On 26 February the ship crossed the 180 degree meridian at 1229 hours and the ship’s log date was forwarded to 27 February. On this day, at 1934 hours, PGM-8 moored port side to King’s wharf, Suva Harbor, Fiji Islands. The next day the ship was underway at 1715 hours for Nouméa, New Caledonia, pursuant to orders of Port Director, Suva, Fiji dated 25 February 1944. The ship was in company with USS PGM’s 3, 5, 7. Designated as task unit 16.16.8, PGM-8 was C.T.U. USS PGM-1 remained at Suva and continued on to Nouméa on 5 March.

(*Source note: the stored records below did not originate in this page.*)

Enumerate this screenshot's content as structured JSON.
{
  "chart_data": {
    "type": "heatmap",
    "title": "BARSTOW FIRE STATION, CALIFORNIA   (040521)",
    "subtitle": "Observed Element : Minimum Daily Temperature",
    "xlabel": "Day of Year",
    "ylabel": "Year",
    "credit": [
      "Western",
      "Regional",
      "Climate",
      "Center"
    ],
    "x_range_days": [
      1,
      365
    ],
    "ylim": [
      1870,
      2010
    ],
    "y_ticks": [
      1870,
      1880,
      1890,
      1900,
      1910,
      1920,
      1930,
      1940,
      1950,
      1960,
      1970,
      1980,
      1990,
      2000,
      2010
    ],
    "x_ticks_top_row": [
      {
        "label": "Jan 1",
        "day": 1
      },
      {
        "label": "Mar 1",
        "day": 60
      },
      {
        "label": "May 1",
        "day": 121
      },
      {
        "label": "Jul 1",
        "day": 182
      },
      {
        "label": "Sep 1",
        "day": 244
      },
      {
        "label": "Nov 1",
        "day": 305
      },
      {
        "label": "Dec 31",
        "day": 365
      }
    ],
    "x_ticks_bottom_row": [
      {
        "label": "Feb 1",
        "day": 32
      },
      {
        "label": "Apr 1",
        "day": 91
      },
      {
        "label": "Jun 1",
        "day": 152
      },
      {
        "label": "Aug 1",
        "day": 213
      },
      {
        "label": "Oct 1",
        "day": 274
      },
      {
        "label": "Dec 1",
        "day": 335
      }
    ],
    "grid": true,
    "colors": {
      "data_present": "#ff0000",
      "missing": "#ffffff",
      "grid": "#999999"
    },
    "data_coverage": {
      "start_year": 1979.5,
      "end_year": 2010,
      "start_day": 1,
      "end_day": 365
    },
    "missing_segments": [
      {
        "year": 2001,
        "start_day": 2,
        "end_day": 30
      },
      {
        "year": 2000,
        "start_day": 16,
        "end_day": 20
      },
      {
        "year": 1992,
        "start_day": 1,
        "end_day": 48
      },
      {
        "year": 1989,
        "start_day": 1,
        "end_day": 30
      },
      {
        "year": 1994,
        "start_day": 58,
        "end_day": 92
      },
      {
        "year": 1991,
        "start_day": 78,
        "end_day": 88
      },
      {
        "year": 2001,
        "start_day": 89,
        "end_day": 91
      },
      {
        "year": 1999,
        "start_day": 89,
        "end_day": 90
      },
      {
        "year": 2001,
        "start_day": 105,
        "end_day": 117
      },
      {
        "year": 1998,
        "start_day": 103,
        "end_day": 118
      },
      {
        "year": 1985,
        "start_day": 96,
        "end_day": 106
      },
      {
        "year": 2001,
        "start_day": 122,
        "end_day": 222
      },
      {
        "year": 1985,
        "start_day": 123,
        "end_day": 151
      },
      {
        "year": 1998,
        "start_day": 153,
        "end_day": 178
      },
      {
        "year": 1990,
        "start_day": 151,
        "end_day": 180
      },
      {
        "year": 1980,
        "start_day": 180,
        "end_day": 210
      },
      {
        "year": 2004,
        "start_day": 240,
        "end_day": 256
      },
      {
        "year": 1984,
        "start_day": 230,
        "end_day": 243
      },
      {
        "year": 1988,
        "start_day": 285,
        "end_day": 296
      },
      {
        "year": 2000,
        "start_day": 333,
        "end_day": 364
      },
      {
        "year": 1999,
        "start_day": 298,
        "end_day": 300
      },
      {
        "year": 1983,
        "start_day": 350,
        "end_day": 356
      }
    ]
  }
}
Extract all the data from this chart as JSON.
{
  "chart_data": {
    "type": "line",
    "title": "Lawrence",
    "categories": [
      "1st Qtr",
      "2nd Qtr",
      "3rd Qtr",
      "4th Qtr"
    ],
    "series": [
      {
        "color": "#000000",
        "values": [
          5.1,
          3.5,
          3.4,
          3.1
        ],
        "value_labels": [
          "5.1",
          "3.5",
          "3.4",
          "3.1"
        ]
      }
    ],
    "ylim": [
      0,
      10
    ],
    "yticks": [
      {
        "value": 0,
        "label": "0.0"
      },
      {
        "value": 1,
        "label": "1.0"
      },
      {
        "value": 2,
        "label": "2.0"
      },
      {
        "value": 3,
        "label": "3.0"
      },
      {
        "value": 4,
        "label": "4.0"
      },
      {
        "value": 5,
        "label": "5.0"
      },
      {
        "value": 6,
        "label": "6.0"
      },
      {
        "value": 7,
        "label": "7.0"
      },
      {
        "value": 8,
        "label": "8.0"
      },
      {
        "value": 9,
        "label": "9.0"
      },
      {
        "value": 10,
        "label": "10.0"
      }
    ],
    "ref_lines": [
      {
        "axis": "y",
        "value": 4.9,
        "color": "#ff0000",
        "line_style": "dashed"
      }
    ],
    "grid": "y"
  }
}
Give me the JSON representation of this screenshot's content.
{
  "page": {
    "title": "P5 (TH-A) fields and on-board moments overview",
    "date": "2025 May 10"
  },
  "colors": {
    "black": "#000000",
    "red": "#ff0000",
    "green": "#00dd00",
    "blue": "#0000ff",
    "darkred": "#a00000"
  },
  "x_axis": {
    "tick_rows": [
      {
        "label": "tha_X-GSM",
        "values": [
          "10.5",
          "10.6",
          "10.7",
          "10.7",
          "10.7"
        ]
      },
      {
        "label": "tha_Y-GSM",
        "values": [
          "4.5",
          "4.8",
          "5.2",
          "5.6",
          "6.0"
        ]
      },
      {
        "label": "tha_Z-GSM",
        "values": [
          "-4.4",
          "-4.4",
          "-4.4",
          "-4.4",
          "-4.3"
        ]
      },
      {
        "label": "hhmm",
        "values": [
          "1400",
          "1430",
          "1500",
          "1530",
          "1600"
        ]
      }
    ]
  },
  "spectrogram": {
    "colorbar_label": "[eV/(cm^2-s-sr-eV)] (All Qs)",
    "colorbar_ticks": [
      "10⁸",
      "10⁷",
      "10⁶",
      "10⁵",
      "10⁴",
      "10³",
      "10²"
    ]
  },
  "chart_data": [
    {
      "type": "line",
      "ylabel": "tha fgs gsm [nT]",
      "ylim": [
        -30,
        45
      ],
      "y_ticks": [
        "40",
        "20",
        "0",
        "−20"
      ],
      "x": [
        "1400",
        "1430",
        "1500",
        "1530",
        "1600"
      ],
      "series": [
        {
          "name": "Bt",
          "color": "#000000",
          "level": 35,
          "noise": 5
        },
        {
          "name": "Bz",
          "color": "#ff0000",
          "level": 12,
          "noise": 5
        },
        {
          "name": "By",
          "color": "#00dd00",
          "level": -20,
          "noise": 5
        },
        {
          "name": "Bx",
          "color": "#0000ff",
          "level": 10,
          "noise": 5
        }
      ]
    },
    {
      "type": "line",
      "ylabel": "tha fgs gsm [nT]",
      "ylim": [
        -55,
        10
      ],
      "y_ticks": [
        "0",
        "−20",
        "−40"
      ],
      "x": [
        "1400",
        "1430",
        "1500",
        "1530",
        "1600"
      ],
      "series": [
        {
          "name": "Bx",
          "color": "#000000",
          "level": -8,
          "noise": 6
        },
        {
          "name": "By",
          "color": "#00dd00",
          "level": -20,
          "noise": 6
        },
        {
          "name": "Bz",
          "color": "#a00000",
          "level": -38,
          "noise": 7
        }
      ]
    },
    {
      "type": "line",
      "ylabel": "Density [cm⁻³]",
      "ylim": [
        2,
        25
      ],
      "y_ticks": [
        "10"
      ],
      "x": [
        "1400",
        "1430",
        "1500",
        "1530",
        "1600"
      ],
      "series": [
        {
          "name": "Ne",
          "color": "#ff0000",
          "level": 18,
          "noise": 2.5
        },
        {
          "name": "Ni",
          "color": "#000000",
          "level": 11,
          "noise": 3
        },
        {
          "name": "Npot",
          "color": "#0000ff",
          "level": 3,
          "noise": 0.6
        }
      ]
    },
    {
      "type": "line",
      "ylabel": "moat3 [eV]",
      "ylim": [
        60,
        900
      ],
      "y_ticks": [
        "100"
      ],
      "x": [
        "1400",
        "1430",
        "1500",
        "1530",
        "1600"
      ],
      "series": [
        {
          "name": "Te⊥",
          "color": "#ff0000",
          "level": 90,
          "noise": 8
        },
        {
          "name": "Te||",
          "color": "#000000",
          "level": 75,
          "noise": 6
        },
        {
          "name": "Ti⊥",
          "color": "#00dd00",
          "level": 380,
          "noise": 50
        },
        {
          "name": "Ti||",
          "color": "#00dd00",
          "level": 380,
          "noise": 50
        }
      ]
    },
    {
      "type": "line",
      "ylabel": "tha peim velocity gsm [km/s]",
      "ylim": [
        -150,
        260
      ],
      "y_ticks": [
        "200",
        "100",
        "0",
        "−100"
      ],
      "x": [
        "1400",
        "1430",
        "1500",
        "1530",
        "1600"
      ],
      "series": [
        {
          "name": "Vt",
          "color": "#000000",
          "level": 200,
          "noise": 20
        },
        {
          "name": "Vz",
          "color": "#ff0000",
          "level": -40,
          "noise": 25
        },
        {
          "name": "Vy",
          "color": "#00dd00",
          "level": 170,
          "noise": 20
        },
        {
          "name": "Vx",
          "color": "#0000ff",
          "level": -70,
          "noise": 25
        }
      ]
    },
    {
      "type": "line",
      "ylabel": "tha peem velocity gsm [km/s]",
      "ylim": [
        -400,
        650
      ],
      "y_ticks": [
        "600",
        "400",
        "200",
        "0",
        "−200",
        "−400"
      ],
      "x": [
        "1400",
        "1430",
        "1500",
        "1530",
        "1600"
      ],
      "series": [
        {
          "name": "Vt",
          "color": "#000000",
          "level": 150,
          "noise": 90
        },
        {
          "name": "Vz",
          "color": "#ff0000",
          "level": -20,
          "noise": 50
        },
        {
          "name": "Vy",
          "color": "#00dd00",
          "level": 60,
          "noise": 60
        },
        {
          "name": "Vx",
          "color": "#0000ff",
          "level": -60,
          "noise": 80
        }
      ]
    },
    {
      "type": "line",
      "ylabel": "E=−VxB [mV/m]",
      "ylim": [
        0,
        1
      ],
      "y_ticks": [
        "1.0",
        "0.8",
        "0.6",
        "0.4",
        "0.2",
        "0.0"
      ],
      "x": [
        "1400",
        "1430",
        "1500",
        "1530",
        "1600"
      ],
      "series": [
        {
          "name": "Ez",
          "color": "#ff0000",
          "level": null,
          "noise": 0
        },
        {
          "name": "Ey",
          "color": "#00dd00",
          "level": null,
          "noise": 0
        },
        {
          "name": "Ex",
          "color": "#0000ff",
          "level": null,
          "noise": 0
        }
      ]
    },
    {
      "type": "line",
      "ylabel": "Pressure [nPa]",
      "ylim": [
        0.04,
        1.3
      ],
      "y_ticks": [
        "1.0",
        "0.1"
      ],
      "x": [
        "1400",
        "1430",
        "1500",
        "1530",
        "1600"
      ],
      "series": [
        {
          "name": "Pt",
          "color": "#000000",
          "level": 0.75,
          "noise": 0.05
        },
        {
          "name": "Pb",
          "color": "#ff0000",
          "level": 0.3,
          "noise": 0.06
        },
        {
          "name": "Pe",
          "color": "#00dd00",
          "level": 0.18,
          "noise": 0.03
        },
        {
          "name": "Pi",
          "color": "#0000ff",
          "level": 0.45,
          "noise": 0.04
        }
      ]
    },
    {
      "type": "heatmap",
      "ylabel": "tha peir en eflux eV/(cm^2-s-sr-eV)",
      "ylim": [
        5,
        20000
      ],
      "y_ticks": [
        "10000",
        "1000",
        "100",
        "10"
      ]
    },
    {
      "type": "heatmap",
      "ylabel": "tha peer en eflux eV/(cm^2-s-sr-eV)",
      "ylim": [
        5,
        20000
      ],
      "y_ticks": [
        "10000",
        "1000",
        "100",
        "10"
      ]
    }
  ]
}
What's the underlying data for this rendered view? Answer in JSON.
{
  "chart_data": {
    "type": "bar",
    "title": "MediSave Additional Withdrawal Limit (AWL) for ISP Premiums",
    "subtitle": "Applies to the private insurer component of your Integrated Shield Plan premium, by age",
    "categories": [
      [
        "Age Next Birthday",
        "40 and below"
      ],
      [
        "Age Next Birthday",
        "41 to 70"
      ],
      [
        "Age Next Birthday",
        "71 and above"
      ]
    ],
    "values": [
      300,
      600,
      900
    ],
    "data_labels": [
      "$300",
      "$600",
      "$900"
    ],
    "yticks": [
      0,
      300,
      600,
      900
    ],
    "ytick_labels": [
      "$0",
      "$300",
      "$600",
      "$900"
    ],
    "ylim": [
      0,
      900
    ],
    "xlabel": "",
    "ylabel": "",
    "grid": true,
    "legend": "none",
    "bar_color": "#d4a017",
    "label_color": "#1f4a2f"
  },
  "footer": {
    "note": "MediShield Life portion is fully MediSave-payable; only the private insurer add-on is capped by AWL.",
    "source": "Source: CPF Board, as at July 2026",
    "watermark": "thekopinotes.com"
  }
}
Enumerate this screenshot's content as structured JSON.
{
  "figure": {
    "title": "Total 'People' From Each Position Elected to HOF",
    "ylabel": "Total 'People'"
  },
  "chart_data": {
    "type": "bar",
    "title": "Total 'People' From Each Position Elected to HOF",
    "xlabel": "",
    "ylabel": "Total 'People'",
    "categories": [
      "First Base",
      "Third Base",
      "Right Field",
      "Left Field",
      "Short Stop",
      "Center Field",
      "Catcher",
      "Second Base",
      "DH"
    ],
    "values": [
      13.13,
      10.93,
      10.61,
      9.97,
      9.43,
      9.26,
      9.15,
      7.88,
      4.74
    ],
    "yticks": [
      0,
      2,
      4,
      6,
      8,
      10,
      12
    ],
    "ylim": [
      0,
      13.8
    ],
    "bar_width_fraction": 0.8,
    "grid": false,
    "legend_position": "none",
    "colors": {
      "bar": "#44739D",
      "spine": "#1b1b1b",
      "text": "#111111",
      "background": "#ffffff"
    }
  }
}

At 1510 hours on 2 March, PGM-8 moored to a buoy in Fisherman’s Bay, Nouméa, New Caledonia. Nineteen members of the crew were sent ashore on 8 March for 3 days of anti-aircraft training. While at Nouméa, the ship took on 3600 gallons of fuel. At 1418 hours on 12 March, the ship was underway for Espiritu Santo, New Hebrides pursuant to orders of Com 3rd Fleet, dated 11 March 1944 (Dispatch 110103). In company with USS PGM’s 3, 5, 7, PGM-8 was OTC. 14 March 0926 hours, the ship moored port side to USS SC 727, berth 1, Espiritu Santo, New Hebrides. The ship took on 1700 gallons fuel and on 15 March at 1208 hours was underway in company with USS PGM’s 5 & 7, for Guadalcanal, Solomon Islands. PGM-8 was O.T.C. The ship anchored at Guadalcanal 17 March 1025 hours. PGM-3 remained at Espiritu Santo due to engine troubles.

During the period of 17 to 27 March, PGM-8 remained in the vicinity of the MTB Base at Tulagi, and Purvis Bay, Florida Islands, Solomon Islands. At 0615 hours on 27 March, the ship was underway for MTB Base 11, Rendova, New Georgia, Solomon Islands. The ship was in company with USS PGM’s 5 and 7 pursuant to CTF 31 secret dispatch 251302 and anchored in Rendova Harbor at 1935 hours.

PGM-8 was stationed at Rendova between 27 March – 15 April 1944. During this period, the ship participated in various exercises (anti-aircraft firing, night torpedo attack and illumination, shore bombardment, simulated barge hunting). These exercises were conducted with the participation of PGM’s, PT boats and PBY planes.

PGM-8 departed MTB Base 11, Rendova, at 0707 hours on 15 April, underway for Treasury Islands pursuant to orders of ComMTBRons SoPac, conf dispatch #140605 of April 1944. The ship anchored in Blanche Harbor, Treasury Islands, at 1715 hours the same day.
Motor Torpedo Boat Base 9 at the Treasury Islands served as the home base for PGM-8 for the period 15 April 1944 to 24 February 1945.